Paulo Dybala, Marcos Senesi, Mariano Andújar, Gianluca Prestianni : tous ont tenu à lui rendre hommage, chacun à sa manière, chacun conscient qu’un pilier du vestiaire s’apprête à s’en aller.
Rodrigo De Paul, lui, est allé plus loin, avec un message dédié dans une story Instagram. Il y raconte leur quotidien en sélection, ces rituels partagés depuis son arrivée :
« Depuis le jour où je suis arrivé en sélection, tu as ouvert la porte de ta chambre, et depuis nous avons gardé les mêmes rituels. Mes remerciements pour toi, mon frère, sont éternels. Tu as été un exemple à suivre et l’un des leaders de la belle histoire que cette équipe a construite. Merci pour tout, tu vas me manquer. »
Des mots de vestiaire, bruts, qui disent mieux que n’importe quelle statistique ce qu’Otamendi représentait dans ce groupe.
D’un rôle de taulier à celui de mentor
À 38 ans, cette décision n’a rien d’une surprise. Elle ressemble plus à une évidence assumée qu’à un coup de tonnerre. Otamendi faisait déjà partie de ceux dont l’avenir en sélection paraissait compté pour les prochaines échéances de l’Albiceleste.
Titulaire indiscutable lors de la Coupe du monde 2022 au Qatar, où Lionel Scaloni lui avait confié les clés de la défense, il avait vu son rôle évoluer quatre ans plus tard. En 2026, il n’est plus le pilier, mais le renfort d’expérience, le soutien de l’ombre. Lisandro Martínez a pris sa place aux côtés de Cristian “Cuti” Romero dans la charnière type.
Otamendi n’a pas disparu, il a muté. Du soldat de première ligne au vétéran qui encadre, qui parle, qui transmet. Cette transition, il l’a acceptée sans scandale, sans plainte publique. Un signe de plus de son poids silencieux dans le groupe.
Un style brut, une image gravée
Depuis ses débuts à Vélez Sarsfield en 2008, Otamendi a imposé un style sans fioritures. Rugueux, intransigeant, abrasif. Un défenseur qui n’adoucit pas les contacts, qui ne recule pas dans les duels, qui impose sa présence bien plus par l’impact que par l’esthétique.
Sa marque de fabrique : une férocité aérienne presque paradoxale pour un joueur de 1,83 m. Taille respectable pour le championnat argentin, moins impressionnante sur la scène internationale. Pourtant, dans les airs, il dominait.

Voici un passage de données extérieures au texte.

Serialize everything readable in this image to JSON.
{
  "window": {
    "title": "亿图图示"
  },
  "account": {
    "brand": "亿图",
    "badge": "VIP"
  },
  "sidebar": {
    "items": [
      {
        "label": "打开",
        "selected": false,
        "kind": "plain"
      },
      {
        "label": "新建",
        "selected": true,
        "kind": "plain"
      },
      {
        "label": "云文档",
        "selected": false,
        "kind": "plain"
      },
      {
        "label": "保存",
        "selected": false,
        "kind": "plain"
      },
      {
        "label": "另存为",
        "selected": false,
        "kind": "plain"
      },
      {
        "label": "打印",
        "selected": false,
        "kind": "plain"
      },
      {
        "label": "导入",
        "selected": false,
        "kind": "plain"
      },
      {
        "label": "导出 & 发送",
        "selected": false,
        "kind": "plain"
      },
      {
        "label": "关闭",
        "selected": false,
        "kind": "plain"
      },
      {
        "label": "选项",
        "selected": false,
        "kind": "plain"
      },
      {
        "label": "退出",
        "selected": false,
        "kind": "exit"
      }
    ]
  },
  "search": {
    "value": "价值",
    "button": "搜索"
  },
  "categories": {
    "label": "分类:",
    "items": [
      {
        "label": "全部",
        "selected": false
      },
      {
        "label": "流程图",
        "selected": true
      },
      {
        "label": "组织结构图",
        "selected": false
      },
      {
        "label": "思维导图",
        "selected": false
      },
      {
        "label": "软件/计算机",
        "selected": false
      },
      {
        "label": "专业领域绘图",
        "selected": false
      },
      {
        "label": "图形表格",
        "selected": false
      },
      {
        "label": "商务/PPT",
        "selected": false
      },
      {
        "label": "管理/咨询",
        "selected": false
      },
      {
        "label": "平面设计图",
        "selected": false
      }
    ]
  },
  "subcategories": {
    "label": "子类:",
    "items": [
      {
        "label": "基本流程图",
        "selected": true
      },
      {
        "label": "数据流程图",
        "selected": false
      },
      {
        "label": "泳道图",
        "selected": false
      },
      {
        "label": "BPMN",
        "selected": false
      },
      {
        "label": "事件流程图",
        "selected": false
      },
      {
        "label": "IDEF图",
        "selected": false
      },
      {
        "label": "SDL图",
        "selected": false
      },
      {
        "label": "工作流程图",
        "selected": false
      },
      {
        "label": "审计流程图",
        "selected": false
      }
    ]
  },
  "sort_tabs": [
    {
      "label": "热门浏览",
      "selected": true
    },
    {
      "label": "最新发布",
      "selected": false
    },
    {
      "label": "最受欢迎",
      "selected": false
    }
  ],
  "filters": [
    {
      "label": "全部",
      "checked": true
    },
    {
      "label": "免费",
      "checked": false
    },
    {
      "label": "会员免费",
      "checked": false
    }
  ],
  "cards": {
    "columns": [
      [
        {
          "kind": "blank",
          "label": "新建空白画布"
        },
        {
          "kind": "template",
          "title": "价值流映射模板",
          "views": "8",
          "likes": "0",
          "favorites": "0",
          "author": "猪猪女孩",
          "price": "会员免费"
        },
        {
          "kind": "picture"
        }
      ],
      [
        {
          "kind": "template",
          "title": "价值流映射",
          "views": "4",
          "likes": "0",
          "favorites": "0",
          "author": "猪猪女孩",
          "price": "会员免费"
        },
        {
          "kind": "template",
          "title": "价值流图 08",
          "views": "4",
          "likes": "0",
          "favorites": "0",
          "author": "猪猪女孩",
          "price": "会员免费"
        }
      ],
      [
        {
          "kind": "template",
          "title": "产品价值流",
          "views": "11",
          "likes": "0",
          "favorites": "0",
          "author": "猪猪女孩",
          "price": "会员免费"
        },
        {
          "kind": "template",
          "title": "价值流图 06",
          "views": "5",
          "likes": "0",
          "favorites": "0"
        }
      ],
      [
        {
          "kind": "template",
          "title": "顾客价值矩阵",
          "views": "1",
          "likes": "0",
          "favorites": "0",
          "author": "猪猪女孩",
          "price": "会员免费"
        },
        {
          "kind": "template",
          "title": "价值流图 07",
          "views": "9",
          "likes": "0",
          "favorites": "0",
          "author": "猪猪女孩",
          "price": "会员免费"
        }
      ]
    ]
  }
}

Une image résume tout : lui, dominant Harry Souttar, 1,98 m, lors du huitième de finale contre l’Australie à la Coupe du monde 2022. Ce duel, devenu iconique, dit tout d’Otamendi : un défenseur qui refuse la logique, qui compense chaque centimètre par une volonté brutale.
Dans la lignée des géants
Otamendi quitte la sélection avec autre chose qu’une simple ligne au palmarès. Il laisse un modèle. Une façon de défendre, d’aborder le combat, d’habiter le maillot.
Détermination, férocité, compétitivité obsessionnelle : ce sont les traits qu’il lègue à ceux qui suivront. Il rejoint, par ce mélange de caractère et de constance, la lignée des grands défenseurs argentins, aux côtés de Daniel Passarella, Oscar Ruggeri ou Roberto Ayala.
La question n’est plus de savoir ce qu’il a gagné. Mais qui, dans cette nouvelle génération de défenseurs, osera reprendre ce flambeau brûlant sans en atténuer la flamme.